When a query starts running, adaptive sampling does not yet know which functions are cheap and which are expensive. So it watches.

The first vector through each function is a warmup — caches and branch predictors settle, and the system measures the cost of the CpuWallTimer itself by creating and destroying a dummy one. Over the next 5 vectors, each function runs with a lightweight stopwatch instead, quietly accumulating how long it actually takes without any timer overhead.

By the sixth vector, the system has what it needs: the ratio of timer overhead to function cost. If the ratio is within a configurable threshold (default 1%), the function switches to full tracking: every future vector gets a CpuWallTimer, with zero information loss. If the timer dominates, the function switches to sampling at a rate that bounds overhead to the threshold:

FunctionPer-Vector CostTimer OverheadOverhead RatioDecision
multiply(a,b) 100 rows~0.2μs~5μs2500%Sample 1/2500
multiply(a,b) 10K rows~20μs~5μs25%Sample 1/25
array_gte(a,b) 100 rows~3ms~5μs0.17%Always track
array_gte(a,b) 10K rows~12ms~5μs0.04%Always track

Expensive functions get exact tracking. Cheap functions sample aggressively. No per-function configuration needed — just a single "max acceptable overhead" knob.

When stats are read, sampled functions have their CPU and wall time scaled up by the ratio of total vectors to timed vectors. To handle short queries where the sampling counter might never fire, the first post-calibration vector is always timed, guaranteeing at least one measurement to extrapolate from.

Results

So does it work? We benchmarked adaptive sampling against both no tracking and full tracking, across cheap and expensive functions, at different vector sizes, and with different adaptive rates (1% and 0.5%). Results are presented below:

BenchmarkNo TrackingFull TrackingAdaptive 1%Adaptive 0.5%
multiply 100 rows2.13ms5.86ms (36%)2.19ms (97%)2.16ms (98%)
multiply 1K rows299μs671μs (44%)304μs (98%)302μs (99%)
multiply 10K rows193μs224μs (86%)165μs (117%)193μs (100%)
array_gte 100 rows188ms193ms (98%)189ms (100%)187ms (100%)
array_gte 1K rows32ms32ms (100%)32ms (100%)32ms (100%)
array_gte 10K rows11ms11ms (100%)11ms (100%)11ms (100%)
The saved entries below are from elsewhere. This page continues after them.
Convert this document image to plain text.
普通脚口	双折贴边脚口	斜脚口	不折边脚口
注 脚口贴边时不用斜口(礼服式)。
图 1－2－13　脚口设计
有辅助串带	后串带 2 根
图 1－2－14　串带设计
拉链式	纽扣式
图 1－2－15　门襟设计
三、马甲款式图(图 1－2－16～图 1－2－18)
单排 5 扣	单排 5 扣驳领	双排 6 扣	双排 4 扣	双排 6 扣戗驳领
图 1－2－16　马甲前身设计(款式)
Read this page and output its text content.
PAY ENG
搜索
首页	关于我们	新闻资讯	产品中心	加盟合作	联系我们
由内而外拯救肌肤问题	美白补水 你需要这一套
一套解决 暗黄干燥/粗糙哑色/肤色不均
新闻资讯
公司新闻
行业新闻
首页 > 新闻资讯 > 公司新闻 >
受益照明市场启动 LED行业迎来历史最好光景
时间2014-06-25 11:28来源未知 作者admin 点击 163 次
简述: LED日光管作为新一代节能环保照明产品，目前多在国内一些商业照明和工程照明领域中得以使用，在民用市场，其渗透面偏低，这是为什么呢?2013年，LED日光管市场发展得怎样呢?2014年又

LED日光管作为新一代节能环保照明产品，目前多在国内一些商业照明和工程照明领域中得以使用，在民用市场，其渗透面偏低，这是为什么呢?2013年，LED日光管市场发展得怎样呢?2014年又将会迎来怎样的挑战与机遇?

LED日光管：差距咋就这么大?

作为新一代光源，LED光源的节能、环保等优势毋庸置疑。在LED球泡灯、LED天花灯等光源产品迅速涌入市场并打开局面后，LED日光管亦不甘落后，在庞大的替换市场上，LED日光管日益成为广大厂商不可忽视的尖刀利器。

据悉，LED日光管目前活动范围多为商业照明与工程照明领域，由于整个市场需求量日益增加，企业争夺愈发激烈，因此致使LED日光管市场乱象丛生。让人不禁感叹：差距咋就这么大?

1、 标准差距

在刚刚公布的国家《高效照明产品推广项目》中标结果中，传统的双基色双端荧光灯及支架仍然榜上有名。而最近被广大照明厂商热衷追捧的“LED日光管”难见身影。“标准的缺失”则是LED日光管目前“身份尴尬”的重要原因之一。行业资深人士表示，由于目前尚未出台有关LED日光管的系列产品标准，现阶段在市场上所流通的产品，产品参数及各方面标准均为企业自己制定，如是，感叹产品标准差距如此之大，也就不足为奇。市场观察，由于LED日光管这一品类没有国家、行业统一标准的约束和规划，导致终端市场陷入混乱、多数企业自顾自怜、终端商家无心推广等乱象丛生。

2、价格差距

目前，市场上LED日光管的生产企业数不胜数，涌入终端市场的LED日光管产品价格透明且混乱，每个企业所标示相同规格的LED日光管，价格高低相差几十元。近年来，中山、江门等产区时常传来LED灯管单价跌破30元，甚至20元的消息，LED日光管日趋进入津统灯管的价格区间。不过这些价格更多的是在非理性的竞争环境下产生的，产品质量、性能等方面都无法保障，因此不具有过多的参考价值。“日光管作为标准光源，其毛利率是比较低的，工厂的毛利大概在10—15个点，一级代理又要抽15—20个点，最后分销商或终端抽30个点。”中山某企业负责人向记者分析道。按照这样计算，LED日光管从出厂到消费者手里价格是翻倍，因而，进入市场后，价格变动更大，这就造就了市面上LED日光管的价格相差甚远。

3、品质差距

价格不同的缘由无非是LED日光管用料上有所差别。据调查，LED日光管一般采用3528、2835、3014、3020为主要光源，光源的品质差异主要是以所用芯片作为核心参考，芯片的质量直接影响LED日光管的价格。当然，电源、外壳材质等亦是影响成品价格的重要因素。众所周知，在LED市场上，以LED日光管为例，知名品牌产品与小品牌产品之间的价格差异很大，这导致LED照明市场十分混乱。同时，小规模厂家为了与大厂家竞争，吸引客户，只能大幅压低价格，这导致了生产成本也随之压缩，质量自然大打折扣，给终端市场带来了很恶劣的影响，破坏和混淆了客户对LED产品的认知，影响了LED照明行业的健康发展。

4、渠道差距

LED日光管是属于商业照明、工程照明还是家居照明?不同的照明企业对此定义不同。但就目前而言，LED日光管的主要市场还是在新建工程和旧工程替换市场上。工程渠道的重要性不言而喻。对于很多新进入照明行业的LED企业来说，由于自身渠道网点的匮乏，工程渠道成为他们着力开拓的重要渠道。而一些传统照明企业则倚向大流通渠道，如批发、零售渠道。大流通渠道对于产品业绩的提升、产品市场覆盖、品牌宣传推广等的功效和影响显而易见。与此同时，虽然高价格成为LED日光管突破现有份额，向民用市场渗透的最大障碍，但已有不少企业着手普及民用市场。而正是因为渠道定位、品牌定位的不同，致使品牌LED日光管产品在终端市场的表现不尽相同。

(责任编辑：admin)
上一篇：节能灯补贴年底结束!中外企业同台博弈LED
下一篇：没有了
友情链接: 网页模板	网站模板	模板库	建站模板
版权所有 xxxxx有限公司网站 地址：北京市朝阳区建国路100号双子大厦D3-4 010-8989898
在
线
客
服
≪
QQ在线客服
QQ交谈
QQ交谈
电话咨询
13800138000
(Percentages are relative to "No Tracking" — higher is better)

For multiply on 100-row vectors, overhead drops from 64% to under 3%. For array_gte, overhead was already negligible and remains so — the function is fully tracked with near zero sampling.

The natural concern with sampling is accuracy. We ran a correctness benchmark comparing the extrapolated CPU time from adaptive sampling against the true value from full tracking over 1,000 vectors:

Function100 rows1,000 rows10,000 rows
multiply108.8%102.4%103.7%
array_gte99.8%100.3%99.6%

Estimates land within 1–9% of the true value. For expensive functions that end up in always track mode, accuracy is exact — every vector is timed.

Configuration

Two config properties control adaptive sampling:

ConfigTypeDefaultDescription
expression.adaptive_cpu_samplingboolfalseEnable adaptive per-function sampling
expression.adaptive_cpu_sampling_max_overhead_pctdouble1.0Target max overhead percentage

Adaptive sampling interacts cleanly with existing tracking modes. expression.track_cpu_usage (global tracking for all functions) takes highest priority and always wins. expression.track_cpu_usage_for_functions (selective per-function tracking) overrides adaptive for named functions. Adaptive sampling applies to everything else.

Takeaway

Adaptive per-function CPU time tracking eliminates the tradeoff between observability and performance. Every function gets the best tracking mode for its cost profile — cheap functions run at near-native speed with minimal overhead, expensive functions get exact tracking at zero additional cost. The system is self-tuning and requires no per-function configuration.